Curtin served 12 years as an active duty Marine before transitioning into the Marine Corps Reserve, where he continued to serve with 6th Communication Bn. He joined the New York Police Department in Jan., 1988, where he spent most of his career with the Emergency Service Squads unit. Curtin selflessly gave his life while rescuing victims that were trapped in the north tower. “When I checked into 6th Communication Bn. in 1995, it was 1st Sgt. Curtin at the time,” said Foresta. “I remember walking through the hallways of the reserve center, trying to find where I needed to go to complete my check-in process, and I was stopped in the hallway. At the time I didn’t know who he was, and he was so much taller than me I didn’t immediately see his rank. Of course I started stammering, [Curtin] told me to relax and reassured me then pointed me where I needed to go and welcomed me aboard.”
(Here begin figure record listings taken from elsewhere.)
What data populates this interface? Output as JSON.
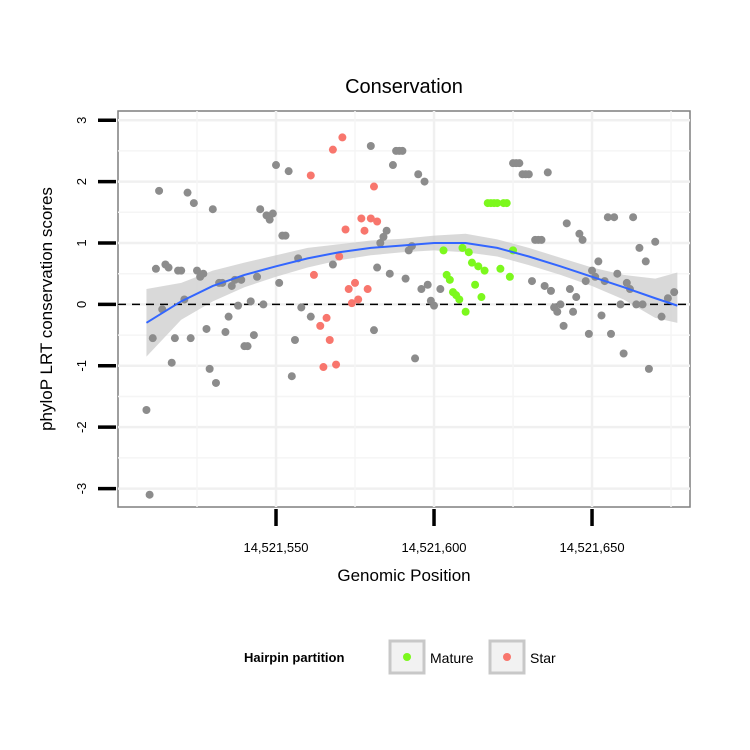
{
  "chart_data": {
    "type": "scatter",
    "title": "Conservation",
    "xlabel": "Genomic Position",
    "ylabel": "phyloP LRT conservation scores",
    "xlim": [
      14521500,
      14521681
    ],
    "ylim": [
      -3.3,
      3.15
    ],
    "x_ticks": [
      14521550,
      14521600,
      14521650
    ],
    "x_tick_labels": [
      "14,521,550",
      "14,521,600",
      "14,521,650"
    ],
    "y_ticks": [
      -3,
      -2,
      -1,
      0,
      1,
      2,
      3
    ],
    "y_tick_labels": [
      "-3",
      "-2",
      "-1",
      "0",
      "1",
      "2",
      "3"
    ],
    "reference_line": {
      "y": 0,
      "style": "dashed"
    },
    "legend": {
      "title": "Hairpin partition",
      "position": "bottom",
      "entries": [
        {
          "label": "Mature",
          "color": "#7cf81d"
        },
        {
          "label": "Star",
          "color": "#f8766d"
        }
      ]
    },
    "colors": {
      "other": "#8c8c8c",
      "Mature": "#7cf81d",
      "Star": "#f8766d",
      "smooth": "#3366ff",
      "ribbon": "#cccccc"
    },
    "series": [
      {
        "name": "Other",
        "points": [
          [
            14521509,
            -1.72
          ],
          [
            14521510,
            -3.1
          ],
          [
            14521511,
            -0.55
          ],
          [
            14521512,
            0.58
          ],
          [
            14521513,
            1.85
          ],
          [
            14521514,
            -0.08
          ],
          [
            14521515,
            0.65
          ],
          [
            14521516,
            0.6
          ],
          [
            14521517,
            -0.95
          ],
          [
            14521518,
            -0.55
          ],
          [
            14521519,
            0.55
          ],
          [
            14521520,
            0.55
          ],
          [
            14521521,
            0.08
          ],
          [
            14521522,
            1.82
          ],
          [
            14521523,
            -0.55
          ],
          [
            14521524,
            1.65
          ],
          [
            14521525,
            0.55
          ],
          [
            14521526,
            0.45
          ],
          [
            14521527,
            0.5
          ],
          [
            14521528,
            -0.4
          ],
          [
            14521529,
            -1.05
          ],
          [
            14521530,
            1.55
          ],
          [
            14521531,
            -1.28
          ],
          [
            14521532,
            0.35
          ],
          [
            14521533,
            0.35
          ],
          [
            14521534,
            -0.45
          ],
          [
            14521535,
            -0.2
          ],
          [
            14521536,
            0.3
          ],
          [
            14521537,
            0.4
          ],
          [
            14521538,
            -0.02
          ],
          [
            14521539,
            0.4
          ],
          [
            14521540,
            -0.68
          ],
          [
            14521541,
            -0.68
          ],
          [
            14521542,
            0.05
          ],
          [
            14521543,
            -0.5
          ],
          [
            14521544,
            0.45
          ],
          [
            14521545,
            1.55
          ],
          [
            14521546,
            0.0
          ],
          [
            14521547,
            1.45
          ],
          [
            14521548,
            1.38
          ],
          [
            14521549,
            1.48
          ],
          [
            14521550,
            2.27
          ],
          [
            14521551,
            0.35
          ],
          [
            14521552,
            1.12
          ],
          [
            14521553,
            1.12
          ],
          [
            14521554,
            2.17
          ],
          [
            14521555,
            -1.17
          ],
          [
            14521556,
            -0.58
          ],
          [
            14521557,
            0.75
          ],
          [
            14521558,
            -0.05
          ],
          [
            14521561,
            -0.2
          ],
          [
            14521568,
            0.65
          ],
          [
            14521580,
            2.58
          ],
          [
            14521581,
            -0.42
          ],
          [
            14521582,
            0.6
          ],
          [
            14521583,
            1.0
          ],
          [
            14521584,
            1.1
          ],
          [
            14521585,
            1.2
          ],
          [
            14521586,
            0.5
          ],
          [
            14521587,
            2.27
          ],
          [
            14521588,
            2.5
          ],
          [
            14521589,
            2.5
          ],
          [
            14521590,
            2.5
          ],
          [
            14521591,
            0.42
          ],
          [
            14521592,
            0.88
          ],
          [
            14521593,
            0.95
          ],
          [
            14521594,
            -0.88
          ],
          [
            14521595,
            2.12
          ],
          [
            14521596,
            0.25
          ],
          [
            14521597,
            2.0
          ],
          [
            14521598,
            0.32
          ],
          [
            14521599,
            0.06
          ],
          [
            14521600,
            -0.02
          ],
          [
            14521602,
            0.25
          ],
          [
            14521625,
            2.3
          ],
          [
            14521626,
            2.3
          ],
          [
            14521627,
            2.3
          ],
          [
            14521628,
            2.12
          ],
          [
            14521629,
            2.12
          ],
          [
            14521630,
            2.12
          ],
          [
            14521631,
            0.38
          ],
          [
            14521632,
            1.05
          ],
          [
            14521633,
            1.05
          ],
          [
            14521634,
            1.05
          ],
          [
            14521635,
            0.3
          ],
          [
            14521636,
            2.15
          ],
          [
            14521637,
            0.22
          ],
          [
            14521638,
            -0.05
          ],
          [
            14521639,
            -0.12
          ],
          [
            14521640,
            0.0
          ],
          [
            14521641,
            -0.35
          ],
          [
            14521642,
            1.32
          ],
          [
            14521643,
            0.25
          ],
          [
            14521644,
            -0.12
          ],
          [
            14521645,
            0.12
          ],
          [
            14521646,
            1.15
          ],
          [
            14521647,
            1.05
          ],
          [
            14521648,
            0.38
          ],
          [
            14521649,
            -0.48
          ],
          [
            14521650,
            0.55
          ],
          [
            14521651,
            0.45
          ],
          [
            14521652,
            0.7
          ],
          [
            14521653,
            -0.18
          ],
          [
            14521654,
            0.38
          ],
          [
            14521655,
            1.42
          ],
          [
            14521656,
            -0.48
          ],
          [
            14521657,
            1.42
          ],
          [
            14521658,
            0.5
          ],
          [
            14521659,
            0.0
          ],
          [
            14521660,
            -0.8
          ],
          [
            14521661,
            0.35
          ],
          [
            14521662,
            0.25
          ],
          [
            14521663,
            1.42
          ],
          [
            14521664,
            0.0
          ],
          [
            14521665,
            0.92
          ],
          [
            14521666,
            0.0
          ],
          [
            14521667,
            0.7
          ],
          [
            14521668,
            -1.05
          ],
          [
            14521670,
            1.02
          ],
          [
            14521672,
            -0.2
          ],
          [
            14521674,
            0.1
          ],
          [
            14521676,
            0.2
          ]
        ]
      },
      {
        "name": "Mature",
        "points": [
          [
            14521603,
            0.88
          ],
          [
            14521604,
            0.48
          ],
          [
            14521605,
            0.4
          ],
          [
            14521606,
            0.2
          ],
          [
            14521607,
            0.15
          ],
          [
            14521608,
            0.08
          ],
          [
            14521609,
            0.92
          ],
          [
            14521610,
            -0.12
          ],
          [
            14521611,
            0.85
          ],
          [
            14521612,
            0.68
          ],
          [
            14521613,
            0.32
          ],
          [
            14521614,
            0.62
          ],
          [
            14521615,
            0.12
          ],
          [
            14521616,
            0.55
          ],
          [
            14521617,
            1.65
          ],
          [
            14521618,
            1.65
          ],
          [
            14521619,
            1.65
          ],
          [
            14521620,
            1.65
          ],
          [
            14521621,
            0.58
          ],
          [
            14521622,
            1.65
          ],
          [
            14521623,
            1.65
          ],
          [
            14521624,
            0.45
          ],
          [
            14521625,
            0.88
          ]
        ]
      },
      {
        "name": "Star",
        "points": [
          [
            14521561,
            2.1
          ],
          [
            14521562,
            0.48
          ],
          [
            14521564,
            -0.35
          ],
          [
            14521565,
            -1.02
          ],
          [
            14521566,
            -0.22
          ],
          [
            14521567,
            -0.58
          ],
          [
            14521568,
            2.52
          ],
          [
            14521569,
            -0.98
          ],
          [
            14521570,
            0.78
          ],
          [
            14521571,
            2.72
          ],
          [
            14521572,
            1.22
          ],
          [
            14521573,
            0.25
          ],
          [
            14521574,
            0.02
          ],
          [
            14521575,
            0.35
          ],
          [
            14521576,
            0.08
          ],
          [
            14521577,
            1.4
          ],
          [
            14521578,
            1.2
          ],
          [
            14521579,
            0.25
          ],
          [
            14521580,
            1.4
          ],
          [
            14521581,
            1.92
          ],
          [
            14521582,
            1.35
          ]
        ]
      }
    ],
    "smooth": {
      "x": [
        14521509,
        14521520,
        14521530,
        14521540,
        14521550,
        14521560,
        14521570,
        14521580,
        14521590,
        14521600,
        14521610,
        14521620,
        14521630,
        14521640,
        14521650,
        14521660,
        14521670,
        14521677
      ],
      "y": [
        -0.3,
        0.05,
        0.3,
        0.48,
        0.62,
        0.75,
        0.85,
        0.92,
        0.96,
        1.0,
        1.0,
        0.92,
        0.78,
        0.62,
        0.45,
        0.28,
        0.1,
        -0.02
      ],
      "ci_low": [
        -0.85,
        -0.25,
        0.05,
        0.28,
        0.45,
        0.6,
        0.72,
        0.8,
        0.85,
        0.88,
        0.85,
        0.78,
        0.64,
        0.48,
        0.3,
        0.08,
        -0.22,
        -0.3
      ],
      "ci_high": [
        0.25,
        0.35,
        0.55,
        0.68,
        0.8,
        0.92,
        0.98,
        1.04,
        1.07,
        1.12,
        1.15,
        1.06,
        0.92,
        0.76,
        0.6,
        0.48,
        0.42,
        0.52
      ]
    }
  }
}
Foresta described Curtin as a, “leader who liked to informally counsel all his Marines, as well as the junior officers in the company.” Garvey was on active duty for 10 years, where he served in Beirut, Operations Desert Shield and Desert Storm. When he transitioned to the Marine Reserve, he continued his service with 6th  Communication Bn. He joined the New York Fire Department in 1995, where he served with Squad 1. Garvey and his squad were evacuating the south tower when it collapsed and killed Garvey and his entire squad.

“[Garvey] had the appearance and act of a poster board Marine,” said Foresta. “If you were a Hollywood producer, and you wanted to cast a Marine, you’d pick Garvey.” Foresta recalled serving with Garvey, “He was an intense individual, he had earned the nickname, ‘The Garvinator’ because he was a seemingly indestructible and unstoppable Machine. There was no one in [Headquarters Company] who was faster, stronger, or could perform their duties better than him.” Curtin and Garvey are prime examples of what it means to be a Marine, coming from any background or occupation to answer the Nation’s call to action both during and after the attacks that took place on 9/11.

6th Communication Battalion 9/11 Remembrance Ceremony Photo by Lance Cpl. Ashley Corbo

“Being a Reserve Marine has made me the person that I am,” said Foresta. “I’ve been standing on those two gentlemen’s shoulders for the last 26 years of my career. I am honored to serve my country and community, and I’m thankful for the opportunities I’ve had from serving in the [Reserve]. I wouldn’t be a firefighter or anywhere I am today without those Marines and the [Reserve].”

Marines, whether reserve or active duty, make sacrifices, not only for their country, but their local communities as well. The memorial served to highlight two exceptional Marines who made the ultimate sacrifice.